Jumat, 09 November 2012

Berani Bermimpi itu baik #1

            Satu pepatah yang selalu terbesit dipikiran saya, bunyinya seperti ini “orang paling  miskin bukanlah orang yang tidak memiliki harta benda didunia, namun orang paling miskin itu adalah orang yang tidak mempunyai cita-cita. Kira-kira begitulah pepatah yang sering saya ingat, sehingga saya lupa siapa yang mencetuskan kata mutiara ini. hehehehe
            Hal yang membuat saya tertarik ada pada akhir dari kalimat tersebut, “orang paling miskin adalah orang yang tidak mempunyai cita-cita”. Cita-cita atau yang umumnya dikenal dengan mimpi adalah sesuatu harapan yang ingin dicapai. Ada cerita menarik yang saya copas dari blog teman sebagai awalan dari cerita kita.

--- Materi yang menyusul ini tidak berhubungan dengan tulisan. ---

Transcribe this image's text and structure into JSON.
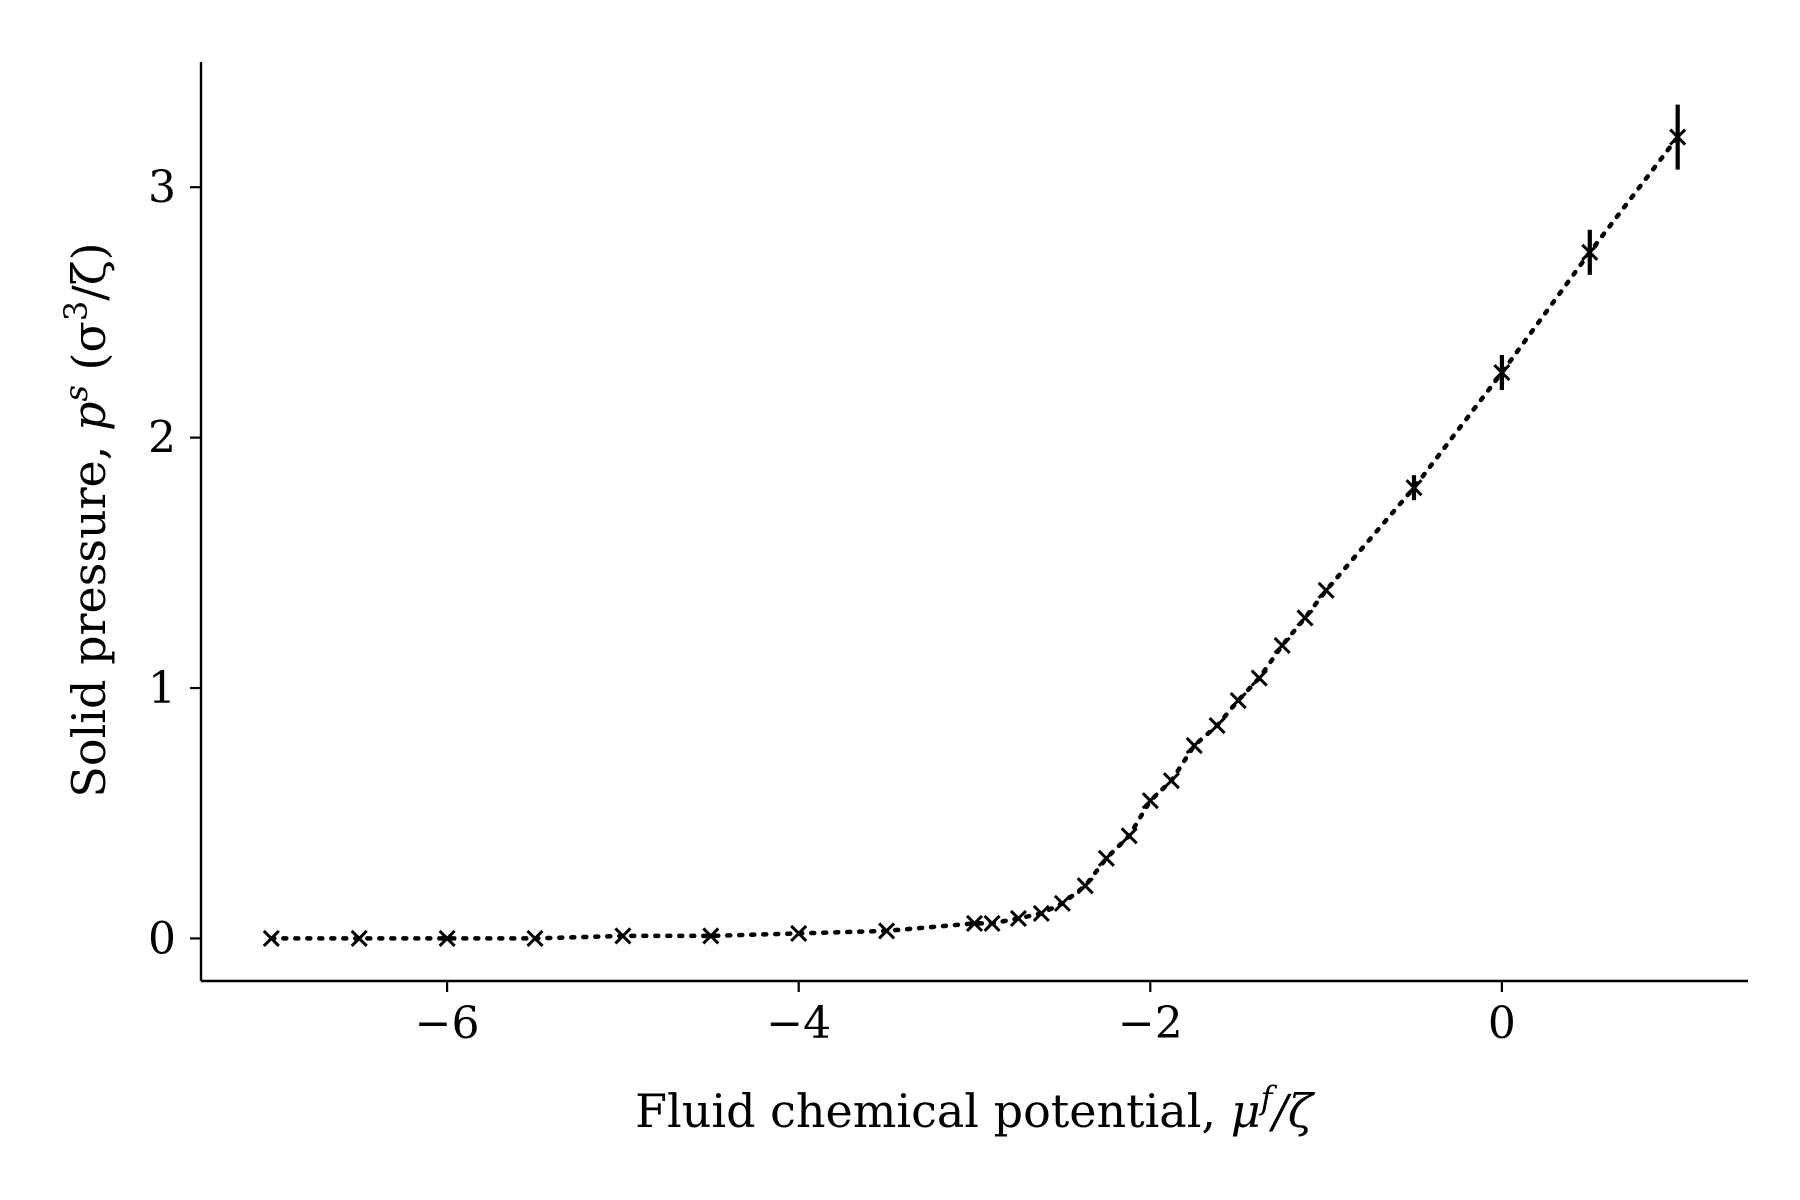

            Alkisah, di sebuah desa miskin ada satu sekolah dasar. Hanya sedikit muridnya karena kebanyakan anak-anak di desa itu membantu orang tuanya mencari nafkah. Suatu hari, satu-satunya guru yang ada di sekolah itu sedang memberi pelajaran mengarang. Setelah menjelaskan cara-cara mengarang cerita, si guru memberikan pekerjaan rumah. “Anak-anak, pekerjaan rumah hari ini adalah mengarang dengan judul cita-citaku. Besok, hasil karangan kalian dibaca di depan kelas satu per satu…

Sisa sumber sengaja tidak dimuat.